Understanding Different Forms of Deterrence

Trying to rationalize Reagan's decision to embark on the "Star Wars" is proving to be very difficult. In order to do so you need to convince yourself that creating such a system is 1) possible and 2) 100% effective. Two decades of research has shown that a missle defense system is possible, but far from effective. Reagan states that Americans should feel safe not because they know American retaliation is imminent, but because the United States possesses the ability to actually intercept and destroy a Russian missle before it reaches its target. This is where the assumption that a missle defense system must be 100% effective. If the United States were bombed while a missle defense system was in place what would the next action be? With so much investment in the missle defense system, could the United States then retaliate with nuclear weapons after the failure of the missle defense system?

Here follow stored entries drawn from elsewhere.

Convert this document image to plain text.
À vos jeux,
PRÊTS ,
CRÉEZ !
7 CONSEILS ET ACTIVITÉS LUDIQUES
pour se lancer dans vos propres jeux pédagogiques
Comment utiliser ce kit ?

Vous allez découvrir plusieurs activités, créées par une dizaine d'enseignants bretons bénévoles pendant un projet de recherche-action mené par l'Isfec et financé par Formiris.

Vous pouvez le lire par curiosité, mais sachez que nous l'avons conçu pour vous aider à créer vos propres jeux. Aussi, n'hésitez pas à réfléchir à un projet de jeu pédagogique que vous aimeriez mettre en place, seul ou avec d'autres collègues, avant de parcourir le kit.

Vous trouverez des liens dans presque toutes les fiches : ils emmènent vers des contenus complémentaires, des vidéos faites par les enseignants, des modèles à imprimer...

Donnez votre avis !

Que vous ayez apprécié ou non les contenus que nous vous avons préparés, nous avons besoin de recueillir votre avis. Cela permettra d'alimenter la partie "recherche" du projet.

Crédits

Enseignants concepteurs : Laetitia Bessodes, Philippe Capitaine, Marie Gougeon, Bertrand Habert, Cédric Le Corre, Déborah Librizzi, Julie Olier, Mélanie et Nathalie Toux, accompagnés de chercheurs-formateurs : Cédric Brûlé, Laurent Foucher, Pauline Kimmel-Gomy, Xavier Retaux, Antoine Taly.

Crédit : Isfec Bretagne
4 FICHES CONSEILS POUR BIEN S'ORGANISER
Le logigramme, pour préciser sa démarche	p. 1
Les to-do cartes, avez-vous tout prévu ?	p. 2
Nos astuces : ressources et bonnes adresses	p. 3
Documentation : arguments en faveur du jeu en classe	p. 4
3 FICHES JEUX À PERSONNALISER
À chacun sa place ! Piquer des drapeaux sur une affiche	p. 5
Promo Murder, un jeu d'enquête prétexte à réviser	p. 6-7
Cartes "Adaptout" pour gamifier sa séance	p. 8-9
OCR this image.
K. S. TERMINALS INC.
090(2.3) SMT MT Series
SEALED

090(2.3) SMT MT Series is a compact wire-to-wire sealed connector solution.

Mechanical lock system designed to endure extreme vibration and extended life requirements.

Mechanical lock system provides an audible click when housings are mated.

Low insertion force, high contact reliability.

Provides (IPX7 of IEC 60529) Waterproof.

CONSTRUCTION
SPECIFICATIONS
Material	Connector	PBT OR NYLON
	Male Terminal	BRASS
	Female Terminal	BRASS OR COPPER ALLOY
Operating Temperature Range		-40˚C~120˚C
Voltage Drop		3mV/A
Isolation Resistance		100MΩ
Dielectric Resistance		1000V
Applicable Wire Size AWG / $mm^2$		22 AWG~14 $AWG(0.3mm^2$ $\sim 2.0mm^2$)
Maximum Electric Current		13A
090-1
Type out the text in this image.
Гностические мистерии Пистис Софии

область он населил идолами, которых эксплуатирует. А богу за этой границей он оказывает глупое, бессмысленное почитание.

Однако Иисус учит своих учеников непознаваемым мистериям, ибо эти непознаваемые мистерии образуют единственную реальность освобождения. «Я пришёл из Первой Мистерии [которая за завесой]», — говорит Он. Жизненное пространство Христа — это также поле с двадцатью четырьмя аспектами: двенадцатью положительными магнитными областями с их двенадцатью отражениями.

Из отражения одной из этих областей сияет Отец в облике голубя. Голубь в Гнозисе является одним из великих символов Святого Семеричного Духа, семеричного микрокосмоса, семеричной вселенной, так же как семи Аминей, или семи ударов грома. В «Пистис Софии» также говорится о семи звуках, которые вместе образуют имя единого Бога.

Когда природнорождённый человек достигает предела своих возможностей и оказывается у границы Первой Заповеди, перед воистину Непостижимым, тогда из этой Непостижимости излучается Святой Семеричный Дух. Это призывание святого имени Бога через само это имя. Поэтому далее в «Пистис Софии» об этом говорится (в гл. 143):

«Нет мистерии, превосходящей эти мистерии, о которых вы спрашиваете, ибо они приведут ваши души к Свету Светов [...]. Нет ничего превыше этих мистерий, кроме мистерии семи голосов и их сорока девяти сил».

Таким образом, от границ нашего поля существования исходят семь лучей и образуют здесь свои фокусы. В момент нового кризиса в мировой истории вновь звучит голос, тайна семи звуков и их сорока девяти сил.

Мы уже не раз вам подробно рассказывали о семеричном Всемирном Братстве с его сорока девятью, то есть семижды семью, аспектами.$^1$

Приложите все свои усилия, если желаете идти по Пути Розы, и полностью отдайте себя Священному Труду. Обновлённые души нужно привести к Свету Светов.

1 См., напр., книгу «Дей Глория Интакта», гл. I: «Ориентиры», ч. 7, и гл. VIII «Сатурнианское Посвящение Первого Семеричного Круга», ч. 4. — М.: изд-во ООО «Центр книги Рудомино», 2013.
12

In such an environment instead of an arms race, countries will simply build missles that can evade the missle defense system, or even worse, launch multiple missles at once under the reasoning that one has to get through. Did Reagan actually believe that a missle shield could be 100% effective?

Mutually assured destruction was a very effective detterence policy that had prevented nations from using nuclear weapons against one another. So, why introduce a new policy of deterrence to replace one that had proven to work? I can think of two explanations. First, Reagan possibly believed that it was a cause the nation would rally around like the Space Race of the 50's and 60's. Encouraging more children to learn science and math in order to contribute to the building missle defense system. This did not come to fruition. Second, more outragious, but not entirely impossible given the subsequent medical information about Reagan's deteriorating mental health, Reagan desired the United States have an omnipotent status over the rest of the world. An essay in the 1950's by Robert Strauss-Hupe called "The Balance of Tomorrow" called on the United States to extend its influence and values over the entirety of the world. By creating a missle defense system in the way Reagan likely envisioned it (100% effective), Reagan could claim dominion over the rest of the world. Expanding American influence over the entirety of the globe with no threat of resistance. With a perfectly effective missle defense system in place the United States could make demands of any country backed up by a large nuclear arsenal. That country would then be powerless to do anything but comply because the principle of mutal destruction no longer would exist.

After much thought those are the only two reasons I can come up with to explain a missle defense program. Essentially, neither is a good reason. So, there is/was no good reason for the development of a missle defense system.